少しだけ残った、柔軟剤と汗の混ざった香り。
「……これが、ことりの全部なんだな。」
自然に、そんな言葉が零れた。
完璧じゃない。
傷一つないわけじゃない。
でも、それでいい。
むしろ、その傷や、汚れや、
全部ひっくるめて。
俺たちは、ここに生きてる。
そんな気がした。
「白井くん……」
振り向くと、そこにはことりが立っていた。
まだ少しだけ寝ぼけた顔で、
それでも、俺が手にしているシャツを見て、はにかんだ。
「それ、私の……」
「ああ。」
俺は頷いた。
「洗ったのに、なんか……まだ残ってるね。」
ことりが、そっと袖に触れた。
「恥ずかしいな。」
ぽつりと呟く。
「でも、嬉しい。」
顔を赤くしながら、ことりは言った。
「……これも、私だったんだって、思えるから。」
隣で、みずきが出てきた。
「おー、朝から甘いなー!」
冗談めかして言うけど、
その手には、自分の体操服があった。
そして、無言で、自分の脇下あたりの小さなしみを見つめていた。
レナも、タオルを持ってベランダに出てきた。
「これ、……あたしの。
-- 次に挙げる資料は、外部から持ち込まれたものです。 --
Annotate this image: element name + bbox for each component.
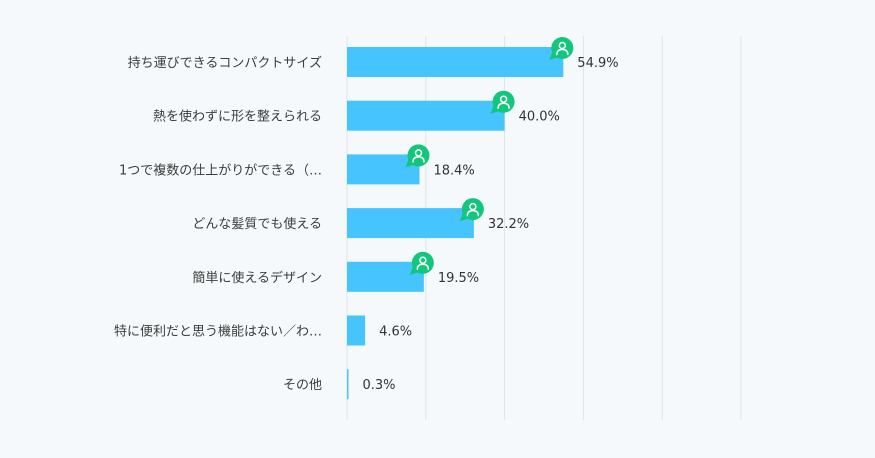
bar [347, 315, 366, 346]
value-label: 19.5% [438, 271, 479, 286]
bar [347, 47, 564, 77]
person-body [497, 102, 510, 109]
person-body [412, 156, 425, 163]
category-label: 簡単に使えるデザイン [192, 270, 322, 286]
category-label: 1つで複数の仕上がりができる（… [119, 162, 322, 178]
badges [405, 37, 574, 275]
category-label: どんな髪質でも使える [192, 216, 322, 232]
person-head [558, 41, 567, 50]
value-label: 0.3% [363, 378, 396, 393]
badge-tail [490, 105, 501, 114]
value-label: 40.0% [519, 110, 560, 125]
badge-tail [459, 213, 470, 222]
user-chat-icon [405, 144, 430, 168]
person-head [419, 256, 427, 265]
value-labels: 54.9% 40.0% 18.4% 32.2% 19.5% 4.6% 0.3% [363, 56, 619, 393]
value-label: 18.4% [433, 163, 474, 178]
person-head [469, 202, 477, 211]
person-body [466, 209, 480, 217]
category-label: 持ち運びできるコンパクトサイズ [128, 55, 322, 71]
bar [347, 369, 349, 400]
person-head [414, 149, 423, 157]
bar [347, 100, 505, 131]
person-body [556, 48, 569, 56]
category-label: その他 [283, 378, 322, 393]
user-chat-icon [490, 90, 515, 114]
bar [347, 154, 420, 185]
badge-tail [405, 159, 416, 168]
bars [347, 47, 564, 400]
category-label: 特に便利だと思う機能はない／わ… [114, 325, 322, 340]
person-head [499, 95, 508, 103]
value-label: 32.2% [488, 217, 529, 232]
person-body [416, 263, 430, 271]
value-label: 54.9% [577, 56, 618, 71]
value-label: 4.6% [379, 325, 412, 340]
bar [347, 208, 474, 239]
bar [347, 261, 424, 292]
user-chat-icon [549, 37, 574, 60]
user-chat-icon [409, 251, 434, 275]
user-chat-icon [459, 198, 484, 222]
category-label: 熱を使わずに形を整えられる [153, 109, 322, 125]
badge-tail [549, 52, 560, 60]
badge-tail [409, 266, 420, 275]
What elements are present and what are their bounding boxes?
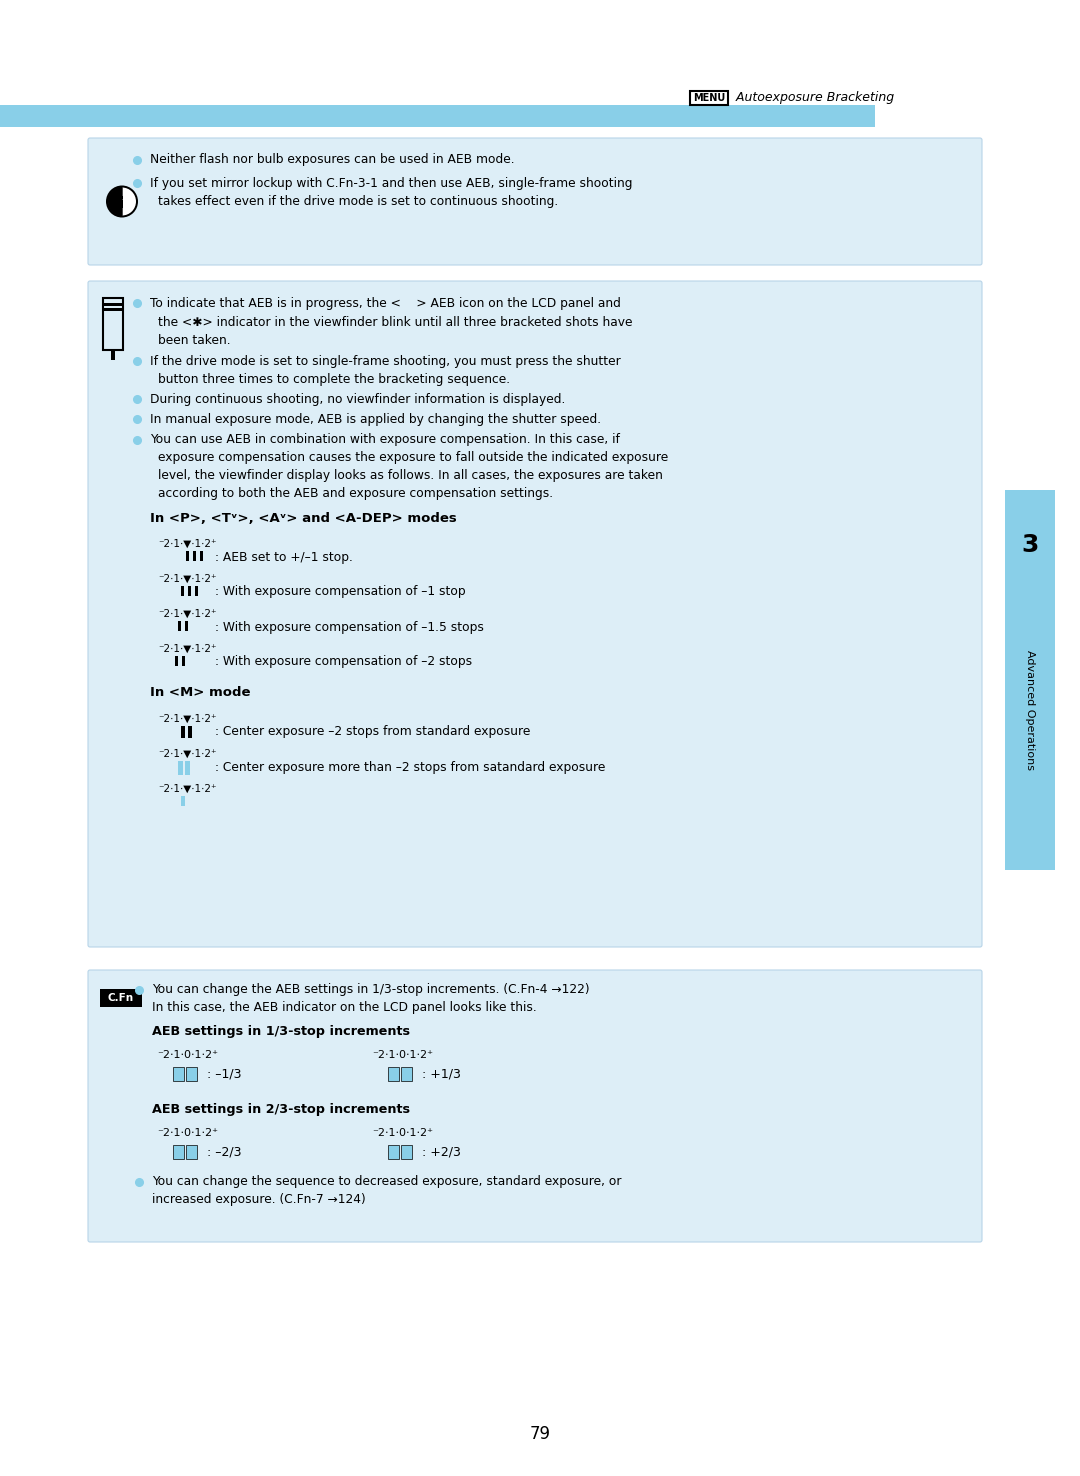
Bar (1005, 490, 1055, 869)
Text: You can use AEB in combination with exposure compensation. In this case, if: You can use AEB in combination with expo… (150, 434, 620, 447)
Text: ⁻2⋅1⋅▼⋅1⋅2⁺: ⁻2⋅1⋅▼⋅1⋅2⁺ (158, 574, 216, 584)
Text: : With exposure compensation of –2 stops: : With exposure compensation of –2 stops (215, 655, 472, 669)
Bar (178, 621, 181, 632)
Text: : Center exposure more than –2 stops from satandard exposure: : Center exposure more than –2 stops fro… (215, 760, 606, 773)
Text: : With exposure compensation of –1 stop: : With exposure compensation of –1 stop (215, 586, 465, 598)
Text: Neither flash nor bulb exposures can be used in AEB mode.: Neither flash nor bulb exposures can be … (150, 154, 515, 167)
Text: ⁻2⋅1⋅▼⋅1⋅2⁺: ⁻2⋅1⋅▼⋅1⋅2⁺ (158, 714, 216, 725)
Text: : –1/3: : –1/3 (207, 1067, 242, 1080)
Polygon shape (108, 187, 122, 215)
Bar (195, 586, 198, 596)
Text: ⁻2⋅1⋅▼⋅1⋅2⁺: ⁻2⋅1⋅▼⋅1⋅2⁺ (158, 644, 216, 654)
Text: If you set mirror lockup with C.Fn-3-1 and then use AEB, single-frame shooting: If you set mirror lockup with C.Fn-3-1 a… (150, 177, 633, 189)
Bar (111, 350, 114, 360)
Text: C.Fn: C.Fn (108, 993, 134, 1004)
Text: AEB settings in 2/3-stop increments: AEB settings in 2/3-stop increments (152, 1104, 410, 1116)
Text: ⁻2⋅1⋅0⋅1⋅2⁺: ⁻2⋅1⋅0⋅1⋅2⁺ (372, 1128, 433, 1138)
Text: : Center exposure –2 stops from standard exposure: : Center exposure –2 stops from standard… (215, 726, 530, 738)
Bar (186, 1067, 197, 1080)
Text: button three times to complete the bracketing sequence.: button three times to complete the brack… (158, 372, 510, 385)
Bar (100, 989, 141, 1007)
Text: ⁻2⋅1⋅0⋅1⋅2⁺: ⁻2⋅1⋅0⋅1⋅2⁺ (372, 1049, 433, 1060)
Text: increased exposure. (C.Fn-7 →124): increased exposure. (C.Fn-7 →124) (152, 1194, 366, 1206)
Text: ⁻2⋅1⋅▼⋅1⋅2⁺: ⁻2⋅1⋅▼⋅1⋅2⁺ (158, 539, 216, 549)
Bar (0, 105, 875, 127)
Text: takes effect even if the drive mode is set to continuous shooting.: takes effect even if the drive mode is s… (158, 195, 558, 208)
Bar (181, 726, 185, 738)
FancyBboxPatch shape (87, 280, 982, 948)
Text: Autoexposure Bracketing: Autoexposure Bracketing (732, 92, 894, 105)
Bar (181, 796, 185, 806)
Bar (401, 1145, 411, 1159)
Text: : AEB set to +/–1 stop.: : AEB set to +/–1 stop. (215, 551, 353, 564)
Bar (121, 195, 123, 198)
Text: 79: 79 (529, 1424, 551, 1444)
Bar (388, 1067, 399, 1080)
Text: exposure compensation causes the exposure to fall outside the indicated exposure: exposure compensation causes the exposur… (158, 452, 669, 465)
Text: During continuous shooting, no viewfinder information is displayed.: During continuous shooting, no viewfinde… (150, 393, 565, 406)
FancyBboxPatch shape (87, 137, 982, 266)
Text: Advanced Operations: Advanced Operations (1025, 649, 1035, 770)
Circle shape (108, 187, 136, 215)
Bar (185, 762, 190, 775)
Text: according to both the AEB and exposure compensation settings.: according to both the AEB and exposure c… (158, 487, 553, 500)
Bar (178, 762, 183, 775)
Bar (388, 1145, 399, 1159)
Text: AEB settings in 1/3-stop increments: AEB settings in 1/3-stop increments (152, 1026, 410, 1039)
Text: ⁻2⋅1⋅▼⋅1⋅2⁺: ⁻2⋅1⋅▼⋅1⋅2⁺ (158, 610, 216, 618)
Text: 3: 3 (1022, 533, 1039, 556)
Bar (181, 586, 184, 596)
Text: You can change the sequence to decreased exposure, standard exposure, or: You can change the sequence to decreased… (152, 1175, 621, 1188)
Text: ⁻2⋅1⋅0⋅1⋅2⁺: ⁻2⋅1⋅0⋅1⋅2⁺ (157, 1128, 218, 1138)
FancyBboxPatch shape (87, 970, 982, 1241)
Bar (186, 1145, 197, 1159)
Bar (188, 586, 191, 596)
Bar (173, 1145, 184, 1159)
Text: the <✱> indicator in the viewfinder blink until all three bracketed shots have: the <✱> indicator in the viewfinder blin… (158, 316, 633, 329)
Text: : +1/3: : +1/3 (422, 1067, 461, 1080)
Text: ⁻2⋅1⋅0⋅1⋅2⁺: ⁻2⋅1⋅0⋅1⋅2⁺ (157, 1049, 218, 1060)
Bar (401, 1067, 411, 1080)
Bar (188, 726, 192, 738)
Bar (183, 655, 185, 666)
Text: MENU: MENU (693, 93, 725, 103)
Text: : With exposure compensation of –1.5 stops: : With exposure compensation of –1.5 sto… (215, 620, 484, 633)
Text: level, the viewfinder display looks as follows. In all cases, the exposures are : level, the viewfinder display looks as f… (158, 469, 663, 483)
Text: To indicate that AEB is in progress, the <    > AEB icon on the LCD panel and: To indicate that AEB is in progress, the… (150, 297, 621, 310)
Text: If the drive mode is set to single-frame shooting, you must press the shutter: If the drive mode is set to single-frame… (150, 354, 621, 368)
Circle shape (106, 186, 138, 217)
Text: In <P>, <Tᵛ>, <Aᵛ> and <A‑DEP> modes: In <P>, <Tᵛ>, <Aᵛ> and <A‑DEP> modes (150, 512, 457, 524)
Text: ⁻2⋅1⋅▼⋅1⋅2⁺: ⁻2⋅1⋅▼⋅1⋅2⁺ (158, 784, 216, 794)
Bar (103, 298, 123, 350)
Bar (175, 655, 178, 666)
Bar (690, 92, 728, 105)
Bar (103, 308, 123, 311)
Bar (193, 551, 195, 561)
Bar (103, 303, 123, 306)
Text: You can change the AEB settings in 1/3-stop increments. (C.Fn-4 →122): You can change the AEB settings in 1/3-s… (152, 983, 590, 996)
Text: In manual exposure mode, AEB is applied by changing the shutter speed.: In manual exposure mode, AEB is applied … (150, 412, 602, 425)
Bar (173, 1067, 184, 1080)
Text: ⁻2⋅1⋅▼⋅1⋅2⁺: ⁻2⋅1⋅▼⋅1⋅2⁺ (158, 748, 216, 759)
Bar (200, 551, 203, 561)
Text: In <M> mode: In <M> mode (150, 686, 251, 700)
Bar (121, 199, 123, 208)
Text: : –2/3: : –2/3 (207, 1145, 242, 1159)
Bar (185, 621, 188, 632)
Bar (186, 551, 189, 561)
Text: : +2/3: : +2/3 (422, 1145, 461, 1159)
Text: been taken.: been taken. (158, 334, 231, 347)
Text: In this case, the AEB indicator on the LCD panel looks like this.: In this case, the AEB indicator on the L… (152, 1002, 537, 1014)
」
ポンと俺の肩を叩いて、照れくさそうに笑う。
つばさは、真剣な顔で一枚一枚の乾き具合をチェックしていた。
「……完全に消失させるのは不可能。
でも、それでいいんですよね。」
小さな声で、そう言った。
しおりは、そっと手を伸ばし、白いハンカチを手に取った。
それは、彼女が一度泣き崩れたときに握りしめていたものだった。
今も、うっすらと涙の跡が残っていた。
「……もう、大丈夫だよ。」
そう呟いて、しおりはハンカチを胸に抱いた。
セシリアは、風にたなびくレースのハンカチを見上げながら、微笑んだ。
「ねえ、白井くん。」
「ん?」
「乾くって、寂しいことじゃないわ。」
「……え?」
セシリアは、柔らかく笑った。
「乾いても、跡は残るの。
匂いも、色も、思い出も。
ちゃんと、心の中に。」
くるみが、隣で静かに頷く。
「洗っても、干しても、
本当に大事なものは、消えないんです。」
俺は、胸の奥がじんわりと温かくなるのを感じた。
──干された布たちは、ただの布じゃない。
それは、みんなの涙であり、
汗であり、
失敗であり、
恋であり、
そして、青春だった。
たとえ、どれだけ洗ったって。
たとえ、どれだけ干したって。
そこに込められた想いだけは、絶対に消えない。
それは、俺たちの中に、ずっと、残り続ける。
俺のモノローグ:
このしみが、私の全部だった。
そう言える強さが、
恥ずかしさを超えたとき。
初めて、恋も、青春も、
本当の意味で、
始まるんだ。
そして、俺たちは、知ってしまった。
消えないしみこそが、
一番大切なものだってことを。
──朝陽に透ける布たちが、
風に揺れながら、優しく歌っていた。